Même les monstres sont beaux !

par Nadja M.

Gelsomina (21 x 30 cm), collage sur papier et couture. Paris, 2020.

Série « Freak’s parade », un hommage au film « La Strada » de Federico Fellini.

Plasticien et participante au projet DF ART, Nadja M partage sa vision du freakish à travers les sujets qu’elle recherche actuellement, et en aparté, à travers la rétrospective Cindy Sherman hébergée par la fondation Louis Vuitton qui doit ouvrir le 23.09.2020, un événement qui a été reporté en raison de la crise sanitaire actuelle.

Pour ma série « Beast & beauty », j’ai ressenti le besoin urgent de déformer la réalité afin d’obtenir une meilleure compréhension de celui-ci moi-même. Mon monde est donc peuplé de figures déformées, une armée de monstres élaborés à partir d’écorce, de fleurs séchées et de laine d’agneau.

Le monstre m’a toujours fasciné sans que je compréhensive vraiment pourquoi. J’ai probablement une sorte particulière d’attraction envers tout ce qui est différent, hors limites, même déformé. Lorsque quelque chose est déformé, cela présuppose une forme préexistant, et donc une norme.
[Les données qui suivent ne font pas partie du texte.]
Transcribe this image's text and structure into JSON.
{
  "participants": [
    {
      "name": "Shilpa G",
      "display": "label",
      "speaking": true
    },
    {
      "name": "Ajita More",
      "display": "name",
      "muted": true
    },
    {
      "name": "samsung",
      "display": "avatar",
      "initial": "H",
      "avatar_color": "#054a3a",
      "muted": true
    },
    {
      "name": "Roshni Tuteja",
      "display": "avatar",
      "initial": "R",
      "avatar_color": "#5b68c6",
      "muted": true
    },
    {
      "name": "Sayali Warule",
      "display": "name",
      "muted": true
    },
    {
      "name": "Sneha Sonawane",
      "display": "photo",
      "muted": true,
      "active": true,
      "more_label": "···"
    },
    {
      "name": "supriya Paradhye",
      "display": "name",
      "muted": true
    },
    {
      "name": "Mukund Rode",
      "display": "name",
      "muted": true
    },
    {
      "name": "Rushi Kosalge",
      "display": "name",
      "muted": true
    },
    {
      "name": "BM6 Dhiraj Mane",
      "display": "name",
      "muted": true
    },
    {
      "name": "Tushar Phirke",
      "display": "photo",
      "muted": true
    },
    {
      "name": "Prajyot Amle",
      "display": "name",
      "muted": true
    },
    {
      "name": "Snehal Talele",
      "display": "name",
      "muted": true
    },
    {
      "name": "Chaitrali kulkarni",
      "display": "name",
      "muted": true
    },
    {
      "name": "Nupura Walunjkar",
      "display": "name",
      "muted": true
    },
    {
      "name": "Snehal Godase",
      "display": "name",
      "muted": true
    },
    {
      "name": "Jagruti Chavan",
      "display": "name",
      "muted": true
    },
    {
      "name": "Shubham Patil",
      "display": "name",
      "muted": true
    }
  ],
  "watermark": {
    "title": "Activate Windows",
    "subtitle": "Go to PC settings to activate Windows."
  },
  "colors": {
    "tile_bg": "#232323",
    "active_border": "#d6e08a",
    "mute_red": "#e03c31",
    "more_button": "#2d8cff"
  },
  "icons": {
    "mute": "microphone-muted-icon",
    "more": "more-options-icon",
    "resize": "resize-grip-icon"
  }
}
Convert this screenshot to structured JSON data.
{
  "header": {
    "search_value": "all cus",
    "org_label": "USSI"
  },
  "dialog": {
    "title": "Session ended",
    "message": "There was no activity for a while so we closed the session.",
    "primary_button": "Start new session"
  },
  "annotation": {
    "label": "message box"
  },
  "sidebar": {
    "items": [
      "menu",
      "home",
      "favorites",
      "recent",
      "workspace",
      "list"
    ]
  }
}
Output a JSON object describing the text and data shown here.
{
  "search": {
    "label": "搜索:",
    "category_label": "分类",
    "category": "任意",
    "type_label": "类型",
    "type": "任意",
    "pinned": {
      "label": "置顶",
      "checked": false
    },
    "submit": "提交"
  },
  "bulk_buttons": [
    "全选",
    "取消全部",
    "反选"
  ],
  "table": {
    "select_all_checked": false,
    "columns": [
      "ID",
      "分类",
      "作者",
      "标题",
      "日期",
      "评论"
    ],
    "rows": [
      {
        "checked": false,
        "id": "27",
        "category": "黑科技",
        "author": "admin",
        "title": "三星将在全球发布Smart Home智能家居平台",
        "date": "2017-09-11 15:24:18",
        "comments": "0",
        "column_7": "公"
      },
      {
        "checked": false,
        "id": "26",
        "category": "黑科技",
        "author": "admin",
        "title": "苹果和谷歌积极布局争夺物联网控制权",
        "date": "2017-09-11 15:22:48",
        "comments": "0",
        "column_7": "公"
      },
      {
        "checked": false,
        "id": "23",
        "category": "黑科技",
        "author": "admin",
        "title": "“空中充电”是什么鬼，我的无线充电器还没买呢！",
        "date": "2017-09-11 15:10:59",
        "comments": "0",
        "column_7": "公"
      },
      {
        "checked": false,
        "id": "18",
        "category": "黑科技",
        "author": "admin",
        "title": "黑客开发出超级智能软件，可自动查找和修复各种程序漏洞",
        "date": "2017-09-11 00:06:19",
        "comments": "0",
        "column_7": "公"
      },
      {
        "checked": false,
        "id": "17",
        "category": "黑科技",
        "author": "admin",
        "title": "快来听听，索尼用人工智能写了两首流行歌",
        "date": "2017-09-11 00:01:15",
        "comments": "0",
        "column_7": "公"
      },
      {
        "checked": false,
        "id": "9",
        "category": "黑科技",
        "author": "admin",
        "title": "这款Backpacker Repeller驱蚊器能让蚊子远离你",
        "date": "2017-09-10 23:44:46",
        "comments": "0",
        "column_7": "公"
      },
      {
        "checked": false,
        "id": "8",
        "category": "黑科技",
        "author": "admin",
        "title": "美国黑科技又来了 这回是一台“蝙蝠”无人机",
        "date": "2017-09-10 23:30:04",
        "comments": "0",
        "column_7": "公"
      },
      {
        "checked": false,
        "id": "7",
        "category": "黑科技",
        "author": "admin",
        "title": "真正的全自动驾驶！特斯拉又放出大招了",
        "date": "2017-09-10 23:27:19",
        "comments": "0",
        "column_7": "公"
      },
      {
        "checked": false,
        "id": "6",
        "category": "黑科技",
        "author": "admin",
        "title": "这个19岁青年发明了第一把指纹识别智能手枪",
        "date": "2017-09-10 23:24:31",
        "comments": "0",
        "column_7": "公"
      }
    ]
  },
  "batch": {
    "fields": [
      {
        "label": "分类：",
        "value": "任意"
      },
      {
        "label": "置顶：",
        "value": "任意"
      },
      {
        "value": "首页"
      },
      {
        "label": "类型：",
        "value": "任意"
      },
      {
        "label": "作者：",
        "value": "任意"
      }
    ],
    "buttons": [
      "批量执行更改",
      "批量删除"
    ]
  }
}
Cela transgresse également nos catégories habituelles, mais la frontière entre la normale et l’anormale n’a jamais cessé de se déplacer à travers les siècles.

Étymologiquement, le monstrum évoque l’exposition d’un phénomène frappant et inhabituel; révélant ce que nous voulions cacher, le monstre, celui que nous pointons souvent du doigt, ce qui nous laisse sans voix – cette « monstration » vient perturber notre connexion à ce qu’on appelle l’humanité.

Elle cristallise aussi nos angoisses collectives, comme un exutoire, pour notre plus grande joie, car notre nature humaine, complexe et ambivalente, aime se faire peur.

L’artiste américaine contemporaine Cindy Sherman l’illustre parfaitement. À travers sa photographie où elle est le seul modèle, elle apparaît dans un nouveau « déguisement » (en ce sens qu’elle adopte une nouvelle apparence, laissant son apparence originale derrière). Elle se représente dans des portraits rarement flatteurs. Qu’il s’agisse de la série « Contes de fées » où elle n’hésite pas à utiliser des prothèses (museau, dents, seins) ou des « Clowns » où elle réunit un carnaval de personnages outrageusement massés, Cindy Sherman semble tirer beaucoup de plaisir de l’invention de figures hybrides, comme un enfant espiègle, des figures qui sont mi-homme, mi-femme.

Le plaisir de la transgression, le désir d’inspirer l’aversion, de tourner les codes sur leurs têtes en jetant la lumière sur le laid au lieu de la belle, est, à mes yeux et sans aucun doute, le sujet central de son travail étonnant. Elle nous défie avec une étrange étrangeté semblable à celle qui peuple les frères Grimm contes de fées.